Windpark in offener Landschaft mit Raps- und anderen Feldern.
Windparks können künftig ohne Artenschutzprüfung genehmigt werden, wenn sie außerhalb der Prüfzone liegen. (Foto: Silke Kleinhückelkotten/​SMiG/​BMBF)

Vor wenigen Wochen noch wäre ein gemeinsamer Auftritt der grünen Umweltministerin und des grünen Wirtschaftsministers, bei dem sich beide des Konfliktthemas Windkraft und Artenschutz annehmen, als deutscher Beitrag zum weltweiten Klimaschutz gefeiert worden.

Jetzt sahen sich die beiden Ressortchefs gezwungen, aus ihren neuen Eckpunkten zum naturverträglichen Ausbau der Windenergie an Land herauszulesen, wie die gesetzgeberischen Absichten dazu beitragen können, die Energieunabhängigkeit Deutschlands zu stärken.

Der Ausbau der heimischen Energieversorgung, die Deutschland von fossilen Importen zunächst aus Russland und dann generell unabhängig mache, sei inzwischen nicht nur eine Frage des Klimaschutzes, sondern auch eine der Energiesicherheitspolitik, erklärte Robert Habeck am Montag bei der Vorstellung der Eckpunkte.

Mit den neuen Regeln wollen der Wirtschaftsminister und seine Umweltkollegin Steffi Lemke eines der Hindernisse für den Windkraftausbau entschärfen: den Flickenteppich artenschutzrechtlicher Vorschriften, die sich von Bundesland zu Bundesland und in der Rechtsprechung häufig von Gericht zu Gericht unterscheiden.

Kernidee ist dabei eine klare räumliche Trennung, wo sich gefährdete Arten ausbreiten und wo Windräder aufgestellt und betrieben werden können. Man habe eine Art "Trenngesetzgebung" vorgelegt, erläuterte Habeck. So müssen künftig artenspezifische Tabubereiche berücksichtigt werden. Diese werden von einem Prüfbereich umgeben, und außerhalb davon ist dann keine weitere Prüfung mehr erforderlich. Abweichende Regelungen der Länder sollen bis auf wenige Ausnahmen nicht mehr möglich sein.

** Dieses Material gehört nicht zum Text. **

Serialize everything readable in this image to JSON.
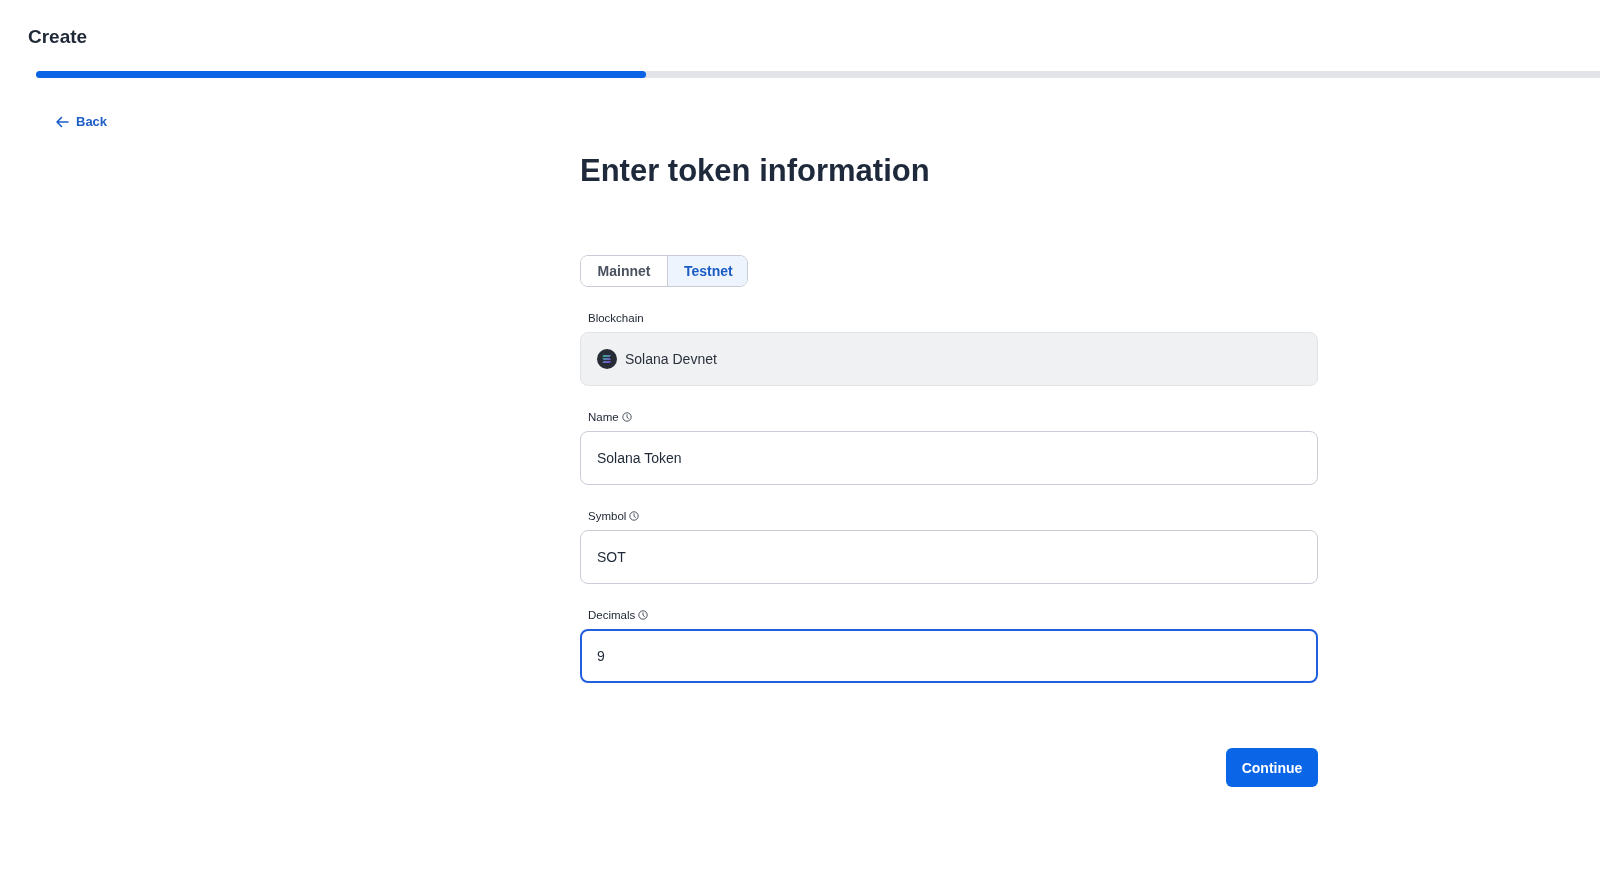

Änderungen in Naturschutzgesetz und EEG

Für die sogenannten windkraftsensiblen Vogelarten sei eine bundesweit verbindliche Liste geplant, kündigte Umweltministerin Lemke an. Bisher stehen auf dieser Liste nach dem Vorschlag der beiden Ministerien 16 Vogelarten. Außerdem soll es ein Artenhilfsprogramm geben, zu dem 80 Millionen Euro aus dem Bundeshaushalt beigesteuert werden. Zahlungen in das Programm sollen auch die Windkraftbetreiber leisten – wogegen sich die Branche bisher wehrt, die darauf verweist, dass sie schon Ausgleichsmaßnahmen für ihre vorhandenen Anlagen finanziere.

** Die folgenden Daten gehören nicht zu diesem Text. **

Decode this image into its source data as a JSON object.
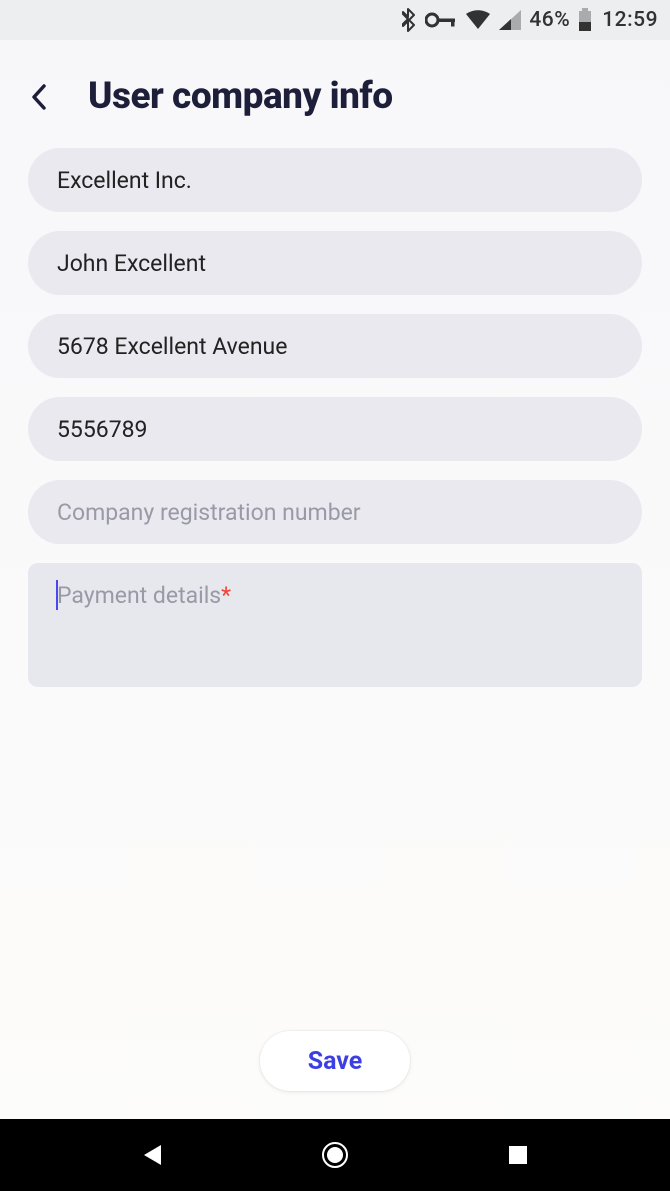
{
  "status_bar": {
    "battery_text": "46%",
    "time": "12:59"
  },
  "header": {
    "title": "User company info"
  },
  "form": {
    "company_name": {
      "value": "Excellent Inc."
    },
    "contact_name": {
      "value": "John Excellent"
    },
    "address": {
      "value": "5678 Excellent Avenue"
    },
    "phone": {
      "value": "5556789"
    },
    "reg_number": {
      "value": "",
      "placeholder": "Company registration number"
    },
    "payment_details": {
      "value": "",
      "placeholder": "Payment details",
      "required_mark": "*"
    }
  },
  "footer": {
    "save_label": "Save"
  }
}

Erleichtert werden soll nach dem Willen der beiden Ressorts auch das Repowering – dabei werden vorhandene Windräder durch stärkere ersetzt. Das Errichten von Windanlagen in Landschaftsschutzgebieten soll so lange möglich sein, bis das Ziel erreicht ist, zwei Prozent der Landesfläche für Windkraft zu mobilisieren.

Umgesetzt werden sollen die Regelungen durch Änderungen im Bundesnaturschutzgesetz und im Erneuerbare-Energien-Gesetz. Bis Mitte Mai soll dabei, wie zu hören war, eine sogenannte Formulierungshilfe vorliegen, die vom Bundeskabinett beschlossen und dann von den Regierungsfraktionen als Gesetzesvorschlag in den Bundestag eingebracht wird.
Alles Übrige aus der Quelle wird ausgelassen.